Very well. We see a reduction (elimination, if you prefer) of rejoicing
on the part of Hashem. Hashem *only*. Not us.

>I do not call the Yalkut Shimoni "naarischkeit". But I can 
>understand using that term for an idiosyncratic reading of the 
>Yalkut that disregards the entirety of the Tanach and Gemara.

>Again, how many baalei mesorah must say it before it's not "idiosyncratic"?

I don't disagree with the baalei mesorah saying X. I disagree with you
deriving Y from their saying X. The Yalkut says what the Yalkut says.
The Beis Yosef reiterates it. R' Micha interprets this to be saying
something that would bring the Yalkut and the Beis Yosef into a hitherto
unknown machloket with Chazal. I call that idiosyncratic.

>>>So I stand by my insistance that by saying such compassion is 
>>>unJewish, one is misrepresenting Judaism as being overly skewed 
>>>toward din over rachamim. Judaism recognized the "dialectic 
>>>tension" and requires us to both rejoice at the expression of 
>>>Midas haDin, and feel the pain of the fact that tzalmei E-lokim 
>>>had to die to accomplish it.

>>With all due respect to R' Micha, I think this may be one of the 
>>reasons why R' Josh compared this way of thinking to the thinking 
>>common in the Conservative movement.  Judaism does not deal in 
>>"dialectic tension"...

>Actually, dialectic tension is the *cornerstone* of RYBS's 
>philsophy. From Adam I vs Adam II (Lonely Man of Faith), to 
>religious man vs cognitive man (Ish haHalakhah), to community of 
>fate vs community of destiny, to man serving community vs community 
>serving man, etc....

I don't know enough about the Rav's teachings to be able to determine
whether you are representing them correctly or not. Perhaps he teaches
something he terms "dialectic tension". I do not believe he would
be teaching that machlokot are simply left without comment for over a
thousand years until modern ideas of inappropriate compassion bring them
to the forefront.

>RMMS also wrote that R' Nachman required it. He was asked how one 
>can say both "Mitzvah gedolah lihyos besimchah tamid" and yet 
>require aveilus during the 3 weeks. His answer: one can feel both.

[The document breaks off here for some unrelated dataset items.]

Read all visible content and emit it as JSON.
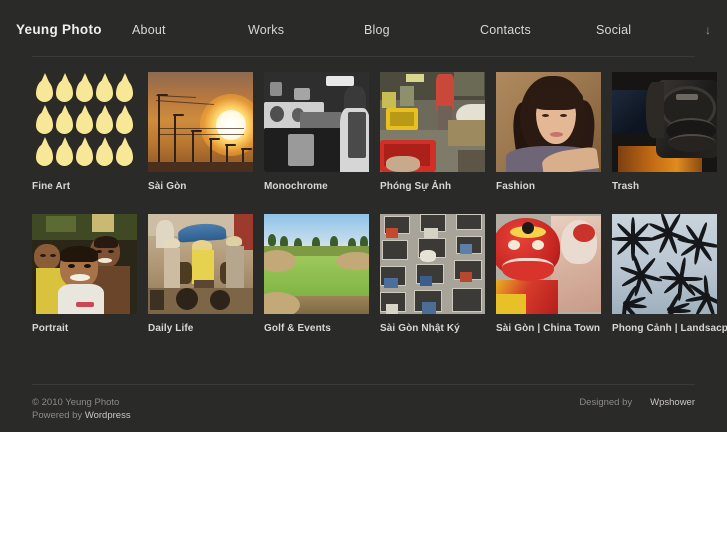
{
  "site": {
    "brand": "Yeung Photo",
    "background_color": "#2a2a28",
    "text_color": "#d8d6d2"
  },
  "nav": {
    "items": [
      {
        "label": "Yeung Photo",
        "type": "brand"
      },
      {
        "label": "About",
        "type": "link"
      },
      {
        "label": "Works",
        "type": "link"
      },
      {
        "label": "Blog",
        "type": "link"
      },
      {
        "label": "Contacts",
        "type": "link"
      },
      {
        "label": "Social",
        "type": "link"
      }
    ],
    "arrow_icon": "↓"
  },
  "gallery": {
    "row1": [
      {
        "caption": "Fine Art"
      },
      {
        "caption": "Sài Gòn"
      },
      {
        "caption": "Monochrome"
      },
      {
        "caption": "Phóng Sự Ảnh"
      },
      {
        "caption": "Fashion"
      },
      {
        "caption": "Trash"
      }
    ],
    "row2": [
      {
        "caption": "Portrait"
      },
      {
        "caption": "Daily Life"
      },
      {
        "caption": "Golf & Events"
      },
      {
        "caption": "Sài Gòn Nhật Ký"
      },
      {
        "caption": "Sài Gòn | China Town"
      },
      {
        "caption": "Phong Cảnh | Landsacpe"
      }
    ]
  },
  "footer": {
    "copyright": "© 2010 Yeung Photo",
    "powered_prefix": "Powered by ",
    "powered_link": "Wordpress",
    "designed_prefix": "Designed by",
    "designed_link": "Wpshower"
  }
}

The "mitzvah gedolah" statement is recent, Jewishly speaking, and
it is legitimate to ask how it can be reconciled with older sources.
That's not what you're doing. You're taking two older sources, which
no one in all of our history has seen as in conflict, and reading them
in such a way as to create a conflict. The conflict doesn't exist.
There are not two views here. Conflicting views say darshenu, and don't
wait until 5766 to do it.

>But more telling was his maqor (one used by RYBS on multiple 
>occasions as well): When someone gets a large yerushah, he is 
>mevareikh al hara AND al hatov.

Okay, now I'm seeing what the Rav may have meant by "dialectic tension".
In that case, I have to take issue with you applying that concept to
things said by Chazal, which no one in our entire history ever saw as
being in conflict. Only Seder Eliyahu Rabba came close to doing so,
by noting the conflict between "binfol oyivcha" and "ba'avod reshaim
rinah", and his resolution was that binfol oyivcha applies *only* to
oyivcha miYisrael. And note the singular declension, please, R' Micha.
Not oyvecha, but oyivcha. A personal enemy/opponent. Not a national one.

>>When opposing views exist, we drag them out into the open and 
>>resolve them...A religion that's all about the "dialectic tension" 
>>would see a machloket between Abbaye and Rabba and say, "Well, 
>>maybe both of them are right."  The entirety of Shas could be 
>>contained in a single volume if that's what Judaism was about.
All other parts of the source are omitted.